Kahramanmaraş mutfağının simgesi haline gelen Maraş tarhanası, besleyici özelliği ve çeşitliliğiyle öne çıkıyor. Asırlardır şehrin sofralarında yer alan bu geleneksel lezzet, hem kültürel kimliğin hem de tarihi mirasın güçlü bir temsilcisi olarak varlığını sürdürüyor.
Osmanlı Ordusunun Enerji Kaynağı
Tarihsel kayıtlara göre Yavuz Sultan Selim’in Mısır seferi sırasında ordunun temel besin maddelerinden biri Maraş tarhanasıydı. Uzun süre tokluk sağlayan ve enerji veren bu gıda, o dönemden bugüne uzanan bir dayanıklılık hikâyesi taşıyor. Organik yapısıyla dört mevsim tüketilebilen tarhana, askerlerin olduğu kadar günümüzde de halkın vazgeçilmezleri arasında.
İmece Geleneğiyle Üretiliyor
Maraş tarhanası, kabuğu ayrılmış döğmenin pilav gibi pişirilip soğutulması, ardından özel yoğurtla karıştırılarak güneşte kurutulmasıyla hazırlanıyor. Yaz aylarında ailelerin bir araya gelerek imece usulüyle ürettiği tarhana, yalnızca bir yiyecek değil, aynı zamanda toplumsal dayanışmayı güçlendiren bir gelenek olarak da önem taşıyor.
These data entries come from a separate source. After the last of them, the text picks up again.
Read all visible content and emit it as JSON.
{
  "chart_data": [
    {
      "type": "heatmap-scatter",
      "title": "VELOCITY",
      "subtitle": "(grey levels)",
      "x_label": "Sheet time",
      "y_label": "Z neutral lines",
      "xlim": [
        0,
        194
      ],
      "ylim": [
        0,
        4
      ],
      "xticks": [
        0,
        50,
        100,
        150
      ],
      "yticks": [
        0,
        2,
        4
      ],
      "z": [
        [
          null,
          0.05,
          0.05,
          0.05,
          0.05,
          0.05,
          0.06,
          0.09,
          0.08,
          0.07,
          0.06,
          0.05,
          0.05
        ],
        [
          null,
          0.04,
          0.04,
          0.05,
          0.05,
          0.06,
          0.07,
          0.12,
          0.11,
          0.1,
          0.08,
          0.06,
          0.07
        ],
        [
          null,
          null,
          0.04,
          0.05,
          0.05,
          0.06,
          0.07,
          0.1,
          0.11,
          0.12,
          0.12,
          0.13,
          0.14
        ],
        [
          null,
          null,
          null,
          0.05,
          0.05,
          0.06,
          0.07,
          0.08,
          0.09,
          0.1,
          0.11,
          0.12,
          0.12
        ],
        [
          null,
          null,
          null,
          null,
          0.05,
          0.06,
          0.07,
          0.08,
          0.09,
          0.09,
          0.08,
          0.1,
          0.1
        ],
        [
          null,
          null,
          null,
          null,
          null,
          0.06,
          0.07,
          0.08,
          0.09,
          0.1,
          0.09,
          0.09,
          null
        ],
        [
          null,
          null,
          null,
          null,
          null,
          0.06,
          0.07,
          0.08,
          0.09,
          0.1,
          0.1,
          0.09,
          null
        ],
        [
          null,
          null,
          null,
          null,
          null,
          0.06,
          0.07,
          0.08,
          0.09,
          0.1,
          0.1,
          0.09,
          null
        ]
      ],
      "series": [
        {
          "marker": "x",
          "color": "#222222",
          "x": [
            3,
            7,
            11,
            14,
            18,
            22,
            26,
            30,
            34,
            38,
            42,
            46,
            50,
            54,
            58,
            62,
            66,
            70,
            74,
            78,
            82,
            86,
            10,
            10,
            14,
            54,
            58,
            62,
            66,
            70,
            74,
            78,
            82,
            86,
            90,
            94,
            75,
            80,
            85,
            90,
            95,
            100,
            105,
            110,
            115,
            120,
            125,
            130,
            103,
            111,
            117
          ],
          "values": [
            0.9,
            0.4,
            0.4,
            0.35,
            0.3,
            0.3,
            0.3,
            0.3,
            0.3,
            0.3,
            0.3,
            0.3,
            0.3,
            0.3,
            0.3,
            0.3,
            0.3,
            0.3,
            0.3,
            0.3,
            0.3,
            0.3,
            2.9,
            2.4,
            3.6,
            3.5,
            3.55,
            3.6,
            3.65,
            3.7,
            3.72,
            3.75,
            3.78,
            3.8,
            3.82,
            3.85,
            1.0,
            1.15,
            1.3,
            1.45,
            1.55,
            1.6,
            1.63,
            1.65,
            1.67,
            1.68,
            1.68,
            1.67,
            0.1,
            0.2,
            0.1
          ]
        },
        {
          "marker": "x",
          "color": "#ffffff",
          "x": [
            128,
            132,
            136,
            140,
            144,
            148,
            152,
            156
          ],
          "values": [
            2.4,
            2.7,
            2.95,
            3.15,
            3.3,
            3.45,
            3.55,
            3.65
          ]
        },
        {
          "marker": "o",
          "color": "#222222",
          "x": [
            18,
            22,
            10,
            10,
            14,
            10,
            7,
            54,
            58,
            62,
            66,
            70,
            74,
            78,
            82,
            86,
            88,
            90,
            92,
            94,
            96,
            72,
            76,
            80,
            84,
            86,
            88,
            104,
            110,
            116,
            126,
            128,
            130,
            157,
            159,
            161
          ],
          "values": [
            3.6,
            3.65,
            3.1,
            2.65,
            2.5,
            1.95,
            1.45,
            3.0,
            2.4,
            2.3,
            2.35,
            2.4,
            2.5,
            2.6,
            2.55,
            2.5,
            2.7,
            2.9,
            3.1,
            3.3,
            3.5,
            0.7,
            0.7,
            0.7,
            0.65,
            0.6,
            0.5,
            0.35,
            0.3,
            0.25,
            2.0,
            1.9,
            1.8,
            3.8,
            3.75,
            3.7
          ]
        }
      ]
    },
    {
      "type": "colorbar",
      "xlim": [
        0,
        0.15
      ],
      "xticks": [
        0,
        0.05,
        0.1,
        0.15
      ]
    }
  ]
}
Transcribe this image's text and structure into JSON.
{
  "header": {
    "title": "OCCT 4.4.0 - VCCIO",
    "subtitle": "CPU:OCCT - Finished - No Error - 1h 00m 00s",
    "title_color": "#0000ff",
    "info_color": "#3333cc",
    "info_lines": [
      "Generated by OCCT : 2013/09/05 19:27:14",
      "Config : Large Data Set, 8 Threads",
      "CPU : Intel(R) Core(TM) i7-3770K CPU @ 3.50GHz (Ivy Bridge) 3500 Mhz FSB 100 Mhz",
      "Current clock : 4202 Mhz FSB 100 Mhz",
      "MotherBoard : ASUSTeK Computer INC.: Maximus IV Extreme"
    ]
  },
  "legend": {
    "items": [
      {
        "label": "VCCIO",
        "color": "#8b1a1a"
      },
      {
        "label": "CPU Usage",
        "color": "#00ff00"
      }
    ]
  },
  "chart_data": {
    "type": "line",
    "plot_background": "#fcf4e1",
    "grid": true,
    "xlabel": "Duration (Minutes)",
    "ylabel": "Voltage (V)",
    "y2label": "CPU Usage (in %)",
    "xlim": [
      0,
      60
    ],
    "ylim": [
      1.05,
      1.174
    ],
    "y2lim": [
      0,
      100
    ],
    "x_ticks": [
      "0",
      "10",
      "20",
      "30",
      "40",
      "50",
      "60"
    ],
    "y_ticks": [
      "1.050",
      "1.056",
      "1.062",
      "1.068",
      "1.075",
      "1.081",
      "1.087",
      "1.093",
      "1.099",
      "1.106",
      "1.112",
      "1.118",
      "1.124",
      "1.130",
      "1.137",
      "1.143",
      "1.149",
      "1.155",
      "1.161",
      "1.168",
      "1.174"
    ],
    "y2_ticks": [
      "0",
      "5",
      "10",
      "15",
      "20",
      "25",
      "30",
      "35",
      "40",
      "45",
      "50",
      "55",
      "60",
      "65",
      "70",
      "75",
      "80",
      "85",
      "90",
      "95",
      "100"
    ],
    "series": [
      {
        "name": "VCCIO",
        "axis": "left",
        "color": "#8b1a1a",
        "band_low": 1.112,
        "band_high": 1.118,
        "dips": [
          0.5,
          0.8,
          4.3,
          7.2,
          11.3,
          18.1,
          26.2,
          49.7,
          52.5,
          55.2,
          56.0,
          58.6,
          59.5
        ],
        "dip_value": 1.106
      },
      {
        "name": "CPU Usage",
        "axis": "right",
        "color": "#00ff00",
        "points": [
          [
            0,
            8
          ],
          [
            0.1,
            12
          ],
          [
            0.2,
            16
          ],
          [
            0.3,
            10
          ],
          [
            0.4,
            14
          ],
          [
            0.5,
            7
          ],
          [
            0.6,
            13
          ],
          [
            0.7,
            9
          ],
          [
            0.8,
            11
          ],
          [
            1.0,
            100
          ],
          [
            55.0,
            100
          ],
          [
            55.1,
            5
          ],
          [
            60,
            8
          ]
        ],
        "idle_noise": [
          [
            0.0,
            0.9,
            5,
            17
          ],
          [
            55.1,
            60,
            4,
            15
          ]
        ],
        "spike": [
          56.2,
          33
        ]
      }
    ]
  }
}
Tarhananın Zengin Çeşitleri
Kahramanmaraş tarhanası, yalnızca klasik haliyle değil; biberli, bademli, yanık ve çorbalık sıkma gibi farklı türleriyle de sofraları süslüyor. Bu çeşitler, buğday yarması ve yoğurdun uyumundan doğuyor. Üretim sürecinde pişirilmeden hazırlanan yoğurt, tarhananın probiyotik değerini koruyarak sağlık açısından da önemli bir besin olmasını sağlıyor.